И внизу странички: «Forever».
Через десять минут Галя сидела в автобусе, который курсирует между пищекомбинатом, где работает папа, и больницей. В автобус этот лучше не садиться, особенно в нарядной одежде и хорошей обуви – ноги оттопчут, одежду испачкают или даже порвут, потому что в этом автобусе возят все, что вздумается, даже козлика можно увидеть с рожками, замотанными в тряпку.
– Что, к отцу едешь? – спросила кондуктор.
– Да. – Галя протянула пять копеек.
– А чего с пустыми руками?
Галя растерянно посмотрела на руки, а потом на кондуктора.
– Надо было поесть прихватить! – упрекнула кондуктор. – Твой отец целыми днями работает, могла бы о нем подумать, не маленькая уже!
Поправив сумку с висящим на ней мотком билетов, кондуктор пошла вперед, на свое место.
– Папа обед с собой берет! – огрызнулась Галка и уставилась в окно.
– С его пенсией и зарплатой можно в ресторане каждый день обедать! – хмыкнула впереди какая-то тетка. – Хорошо ж его контузило!
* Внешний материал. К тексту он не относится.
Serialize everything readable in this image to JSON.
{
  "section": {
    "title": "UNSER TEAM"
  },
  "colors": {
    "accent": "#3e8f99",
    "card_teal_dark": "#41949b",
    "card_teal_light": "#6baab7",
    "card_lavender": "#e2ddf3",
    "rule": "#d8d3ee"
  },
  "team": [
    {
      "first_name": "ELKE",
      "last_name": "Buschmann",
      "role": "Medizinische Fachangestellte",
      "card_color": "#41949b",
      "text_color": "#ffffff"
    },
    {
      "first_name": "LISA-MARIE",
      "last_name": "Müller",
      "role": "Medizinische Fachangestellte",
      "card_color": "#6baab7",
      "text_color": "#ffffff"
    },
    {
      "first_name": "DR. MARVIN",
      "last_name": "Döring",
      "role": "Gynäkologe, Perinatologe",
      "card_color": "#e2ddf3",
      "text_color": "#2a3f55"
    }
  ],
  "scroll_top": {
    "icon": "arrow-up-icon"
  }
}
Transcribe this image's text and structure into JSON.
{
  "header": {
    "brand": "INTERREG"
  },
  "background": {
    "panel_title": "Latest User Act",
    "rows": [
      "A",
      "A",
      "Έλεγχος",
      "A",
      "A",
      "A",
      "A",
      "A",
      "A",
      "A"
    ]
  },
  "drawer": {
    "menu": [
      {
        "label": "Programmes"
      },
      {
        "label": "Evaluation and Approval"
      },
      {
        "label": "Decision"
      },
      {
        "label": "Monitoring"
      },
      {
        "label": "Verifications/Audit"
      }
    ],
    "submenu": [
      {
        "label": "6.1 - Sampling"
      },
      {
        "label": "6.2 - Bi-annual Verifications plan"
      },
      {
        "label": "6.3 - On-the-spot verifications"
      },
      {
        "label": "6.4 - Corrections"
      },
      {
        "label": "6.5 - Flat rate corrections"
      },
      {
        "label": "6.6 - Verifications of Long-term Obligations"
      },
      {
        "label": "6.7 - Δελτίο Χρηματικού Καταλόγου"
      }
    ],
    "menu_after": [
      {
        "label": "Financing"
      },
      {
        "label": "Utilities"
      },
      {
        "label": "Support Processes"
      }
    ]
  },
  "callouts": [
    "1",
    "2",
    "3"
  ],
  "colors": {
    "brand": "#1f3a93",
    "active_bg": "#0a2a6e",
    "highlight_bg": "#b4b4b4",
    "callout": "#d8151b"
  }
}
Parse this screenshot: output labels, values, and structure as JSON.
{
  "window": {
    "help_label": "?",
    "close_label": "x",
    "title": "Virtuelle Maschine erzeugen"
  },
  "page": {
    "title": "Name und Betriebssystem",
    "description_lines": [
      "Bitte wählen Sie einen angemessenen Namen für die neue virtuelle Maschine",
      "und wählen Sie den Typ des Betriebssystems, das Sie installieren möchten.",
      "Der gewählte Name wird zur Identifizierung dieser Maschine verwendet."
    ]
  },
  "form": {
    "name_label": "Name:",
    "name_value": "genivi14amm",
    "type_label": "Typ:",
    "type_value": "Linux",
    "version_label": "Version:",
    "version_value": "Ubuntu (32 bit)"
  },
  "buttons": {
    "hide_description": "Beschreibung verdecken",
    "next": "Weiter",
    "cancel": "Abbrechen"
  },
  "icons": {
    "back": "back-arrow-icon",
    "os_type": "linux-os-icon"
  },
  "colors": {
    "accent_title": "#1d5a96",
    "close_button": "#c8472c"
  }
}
Верно, пенсия у папы сто девяносто пять рублей, как три маминых зарплаты. Где бы они ни жили, он работал столяром и еще строил и чинил все, что просили, а просили часто, потому как руки у него золотые. Так что вместе с зарплатой и пенсией получалось прилично. Настолько прилично, что им открыто завидовали и язвили – мол, три раза об землю головой ударился, и государство на всю жизнь обеспечило, да еще и работать может. Неправда, папа не головой ударился, он с самолетом падал, после этого у него ноги мерзнут даже летом и бывают сильные головные боли, один раз был инсульт, вернее микроинсульт. После этого папа вдруг начал вспоминать прошлое в таких подробностях, что Галя и Юрка слушали его с раскрытым ртом. У папы красивый почерк, и он любит писать письма. Написав, он дает Гале почитать, чтоб она проверила орфографию, и Галя удивляется, как вот так с ходу у него получается интересный рассказ. Над папой все смеялись, потому что он никогда не ел своего поросенка и не присутствовал при его убийстве. Пока поросенок рос, папа с ним разговаривал, обращался к нему по имени. Но без мяса в селе не проживешь, поэтому папа менялся мясом и колбасой с соседями – все это висело и лежало отдельно в кладовке. В Ровно у них был такой же сосед-чудак: он не ел своих кур. Яйца – это пожалуйста, а курицу – никогда. У его курочек тоже были имена, и когда какая-нибудь переставала нести яйца, он отдавал ее соседям, а те в обмен давали ему тушку своей курицы. В Березино еще завидовали тому, что папа, как и все работники пищекомбината, каждый день приносил с работы ведерко печенья, оно было как магазинное, только ломаное, некондиция, и трехлитровую банку лимонада. Папа делился всем этим с соседями, но они все равно завидовали. Лимонад из банки отличался от магазинного, он не так сильно щипал нос, и если Гале хотелось шипучего лимонада, она шла в магазин к тете Маше. Лимонад она любила, сколько себя помнила, и уже в четыре года сама его покупала. Вот так первый раз она взяла пустую бутылку и восемь копеек, купила, принесла домой, схватила стакан и попросила маму открыть бутылку. Мама открыла и ласково так говорит:
– Сначала предложи лимонад папе, потом мне, а уж потом себе нальешь.
Галка застыла, а мама и бровью не повела. На негнущихся ногах Галя пошла к папе, он в сарае хозяйничал.
– Папа, ты хочешь лимонада? – с трудом выдавила она.
Папа скривился, бросил рубанок и так замахал руками, что с верстака посыпалась стружка:
– Терпеть не могу!
Галя чуть не подпрыгнула от радости, но тут же огорчилась – мама точно будет пить. Мама налила полстакана и выпила. Стакан выпил Юрка, свалившийся как снег на голову. Галя с тоской смотрела на бутылку, когда мама сунула ей еще восемь копеек.
– Купи еще одну, поделишь ее с братом.
Трясясь на заднем сиденье автобуса, Галя с неприязнью смотрела на пассажиров и мечтала побыстрее выйти. Ей надо срочно показать письмо папе. И папа объяснит, почему ее письмо не дошло и почему четыре письма от Салмана куда-то пропали.
Петя отложил рубанок и посмотрел на часы – половина первого, пора обедать. В открытые настежь двери столярной мастерской он видел, как рабочие комбината потихоньку занимали места на солнышке, жмурясь, доставали «тормозки» и наливали чай в крышки термосов. Он развернул газету с бутербродами, наполнил горячим чаем эмалированную кружку, поднес бутерброд ко рту, но откусить не удалось – вид на двор заслонила широченная фигура.